Ahora bien, la demandada propuso la excepción de compensación alegando que en caso de actualizarse el I.B.L. de la pensión de la demandante, se deben descontar los mayores valores que fueron tenidos en cuenta para liquidar dicha prestación económica, ya que para tal efecto se incluyeron factores salariales diferentes a los previstos por la Ley.

Para desestimar esta excepción basta decir que la demandante nada adeuda a la demandada, por lo que no se dan los presupuestos de que tratan los artículos 1714 y 1715 del Código Civil para que opere la compensación. Es importante anotar que en manera alguna se está discutiendo en el presente caso los factores salariales tenidos en cuenta por la demandada para calcular el I.B.L. de la pensión de jubilación de que goza la actora.

Los anteriores razonamientos resultan suficientes para modificar el fallo apelado en el sentido de modificar el monto de la primera mesada de la pensión de jubilación de la demandante y confirmarlo en lo demás….” III-. RECURSO DE CASACIÓN La Caja de Crédito Agrario Industrial y Minero en liquidación, por medio de la demanda de casación, pretende que ésta Corporación “case totalmente la sentencia de segunda instancia proferida por el Honorable Tribunal Superior del Distrito Judicial de Bogotá, Sala Laboral de 31 de julio de 2009, y, una vez constituida en sede de instancia, revoque en todas sus partes la sentencia proferida por el Juzgado Noveno Laboral del Circuito de Bogotá el 7 de julio de 2007, absolviendo a la demandada de todas las pretensiones de la demanda y provea sobre costas como corresponda” Con tal propósito formula tres cargos, los cuales la Sala estudiará de manera conjunta el primero y el segundo, por perseguir el mismo fin pese a estar formulados por vías diferentes, y el tercero por separado así: PRIMER CARGO “Acuso la sentencia por la causal primera de casación contemplada en el articulo 60 del Decreto Ley 528 de 1964, por violar directamente, en la modalidad de falta de aplicación del Decreto No. 1065 de 26 de Junio de 1999, Decreto Ley 663 de 1993, Ley 510 de 1999, artículos 26, 30 y 44 del Decreto 2211 de 2004 en relación con los artículos 51, 60, 61, 83 y 145 del Código Procesal del Trabajo y de la Seguridad Social; 174, 177, 179 y 187, del Código de Procedimiento Civil, Ley 153 de 1887.” El censor comienza la demostración del cargo transcribiendo los artículos 1°, 2°, del Decreto 1065 de 1999 -por el cual se dictan las medidas en relación con la Caja Agraria S.A.-, el artículo 291 del Decreto 663 de 1993 –Estatuto Orgánico del Sistema Financiero- modificado por el artículo 24 de la Ley 510 de 1999, 26, 30 y 44 del Decreto 2211 de 2004 – por el cual se establecen la forma de integrar la masa de la liquidación y la procedencia del reconocimiento y pago de la pérdida del poder adquisitivo-.

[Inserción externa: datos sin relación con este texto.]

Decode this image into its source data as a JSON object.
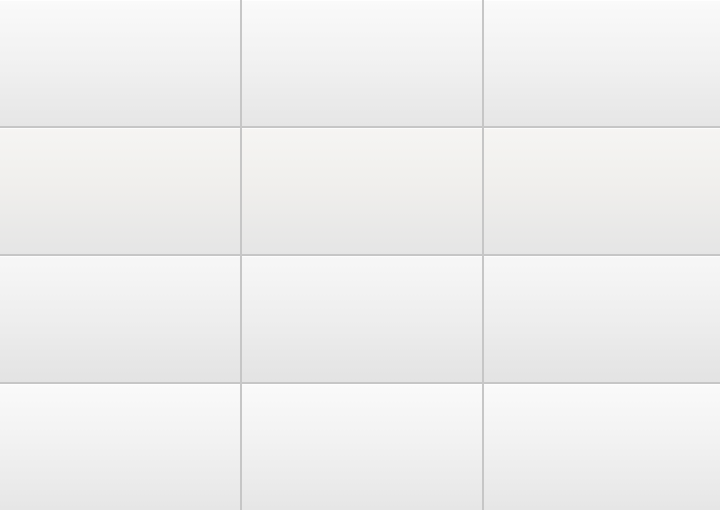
{
  "app": {
    "title": ""
  },
  "grid": {
    "rows": 4,
    "columns": 3,
    "tiles": [
      {
        "id": "r1c1",
        "label": ""
      },
      {
        "id": "r1c2",
        "label": ""
      },
      {
        "id": "r1c3",
        "label": ""
      },
      {
        "id": "r2c1",
        "label": ""
      },
      {
        "id": "r2c2",
        "label": ""
      },
      {
        "id": "r2c3",
        "label": ""
      },
      {
        "id": "r3c1",
        "label": ""
      },
      {
        "id": "r3c2",
        "label": ""
      },
      {
        "id": "r3c3",
        "label": ""
      },
      {
        "id": "r4c1",
        "label": ""
      },
      {
        "id": "r4c2",
        "label": ""
      },
      {
        "id": "r4c3",
        "label": ""
      }
    ]
  },
  "colors": {
    "tile_top": "#fafafa",
    "tile_bottom": "#e6e6e6",
    "divider": "#c6c6c6"
  }
}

Indica el recurrente que desde el escrito de la demanda los jueces de instancia tenían el conocimiento del estado de liquidación de la demandada, pero a pesar de ello incurrieron en la violación directa de la Ley en cuanto inaplicó las normas propias de las entidades que como la Caja Agraria se encontraban en situación de liquidación forzosa.

El proceso de liquidación forzosa se encuentra regulado por el Decreto 1065 de 1999, el Decreto 663 de 1993, la Ley 510 de 1999, y para el caso del reconocimiento de la pérdida del poder adquisitivo esta figura esta regulada por los artículos 26, 30 y 44 del decreto 2211 de 2004, normas éstas que en la condena impuesta fueron inaplicadas por el ad quem al confirmar el fallo de primera instancia y que de no haberlas desconocido lo habrían llevado a la conclusión de que no se podía reconocer la pérdida del poder adquisitivo, hasta tanto se hayan atendido las obligaciones excluidas de la masa y a cargo de ella, así como el pasivo cierto no reclamado.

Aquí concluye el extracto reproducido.